In the end, Lan Xi was unable to draw out what the attacker imagined he said in his sleep, so he asked whether he minded going under hypnotherapy. Unexpectedly, the attacker once again blew up at this suggestion, lunging at Lan Xi and strangling him until the military police finally came in and pried him off. Leaving the brig, one MP who had overheard the conversation said to Lan Xi, “Lieutenant Colonel, don’t mention hypnotherapy again unless CSD2 wants to become the most hated place on the ship. You wouldn’t last very long.”
So Lan Xi had to contact Colonel Scott, a psychologist aboard Enterprise. Scott also served as the ship’s chaplain, a position most ships in the Asian Fleet did not have. Enterprise and the other three ships in the pursuing force were still two hundred thousand kilometers away.
“Why is it so dark over there?” Lan Xi asked as he looked at the video sent over from Enterprise. The curved walls of the cabin Scott was in had been adjusted to glow a faint yellow, and they displayed an image of the stars outside, making it look as if he was inside a fogged-over cosmos. His face was shrouded in shadow, but even so, Lan Xi could still sense Scott’s eyes slipping quickly away from his gaze.
“The Garden of Eden is growing dark. Blackness will swallow everything,” Scott said in a weary voice.
Lan Xi had consulted him because, as chaplain of Enterprise, he would likely have had people confide the truth in him during confession, and he might be able to pass on some advice. But at these words, and noticing how the colonel’s eyes loomed in the shadows, Lan Xi knew that he would come up with nothing. So he suppressed the question he was about to ask and turned to another, one that surprised even him:
“Will what happened in the first Garden of Eden be repeated in the second?”

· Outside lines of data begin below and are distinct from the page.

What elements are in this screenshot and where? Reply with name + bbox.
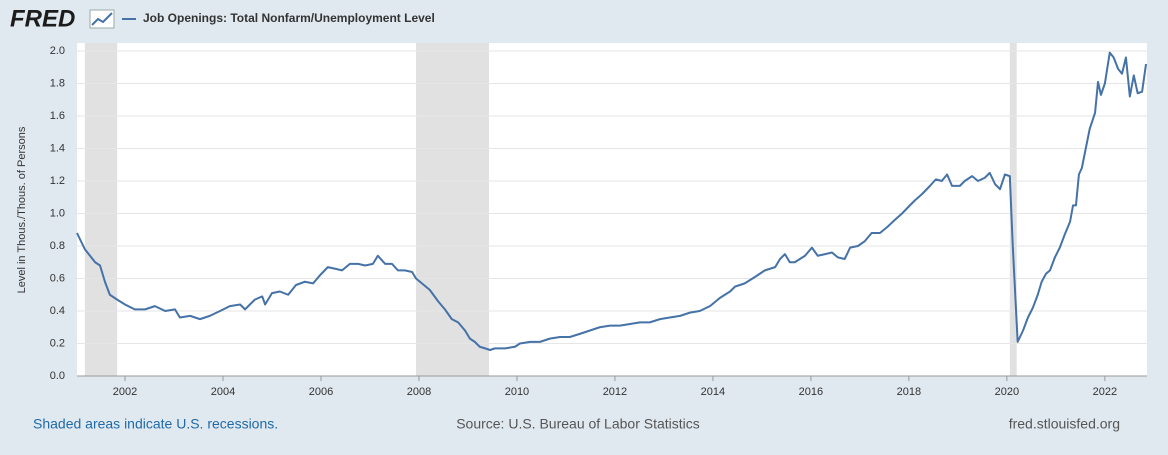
x-tick-label: 2008 — [407, 386, 431, 398]
y-tick-label: 1.4 — [50, 142, 65, 154]
plot-area — [77, 43, 1147, 376]
site[interactable]: fred.stlouisfed.org — [1009, 416, 1120, 432]
x-tick-label: 2022 — [1093, 386, 1117, 398]
recession-band — [84, 43, 118, 376]
x-tick-label: 2002 — [113, 386, 137, 398]
y-tick-label: 1.0 — [50, 207, 65, 219]
x-tick-label: 2014 — [701, 386, 725, 398]
y-tick-label: 1.2 — [50, 175, 65, 187]
logo: FRED — [10, 5, 75, 32]
recession-band — [1009, 43, 1017, 376]
x-tick-label: 2020 — [995, 386, 1019, 398]
x-tick-label: 2010 — [505, 386, 529, 398]
y-tick-label: 1.8 — [50, 77, 65, 89]
y-axis-label: Level in Thous./Thous. of Persons — [16, 126, 28, 293]
x-tick-label: 2012 — [603, 386, 627, 398]
source: Source: U.S. Bureau of Labor Statistics — [456, 416, 700, 432]
logo-icon — [89, 9, 115, 29]
y-tick-label: 0.4 — [50, 305, 65, 317]
recession-band — [416, 43, 490, 376]
y-tick-label: 0.2 — [50, 337, 65, 349]
y-tick-label: 0.8 — [50, 240, 65, 252]
y-tick-label: 1.6 — [50, 110, 65, 122]
series-line — [76, 51, 1148, 351]
x-tick-label: 2016 — [799, 386, 823, 398]
x-tick-label: 2004 — [211, 386, 235, 398]
legend-label: Job Openings: Total Nonfarm/Unemployment… — [143, 11, 435, 25]
y-tick-label: 0.6 — [50, 272, 65, 284]
y-tick-label: 0.0 — [50, 370, 65, 382]
x-tick-label: 2018 — [897, 386, 921, 398]
x-tick-label: 2006 — [309, 386, 333, 398]
y-tick-label: 2.0 — [50, 45, 65, 57]
recession-note[interactable]: Shaded areas indicate U.S. recessions. — [33, 416, 278, 432]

“I don’t know. At any rate, the vipers have come out. The snakes of the second Garden of Eden are even now climbing up people’s souls.”
“You mean, you’ve eaten the fruit of knowledge?”
Scott slowly nodded. Then he bowed his head, but did not raise it again, as if he was trying to hide the eyes that would betray him. “You could say that.”
“Who will be expelled from the Garden of Eden?” Lan Xi’s voice quavered, and a cold sweat was on his palms.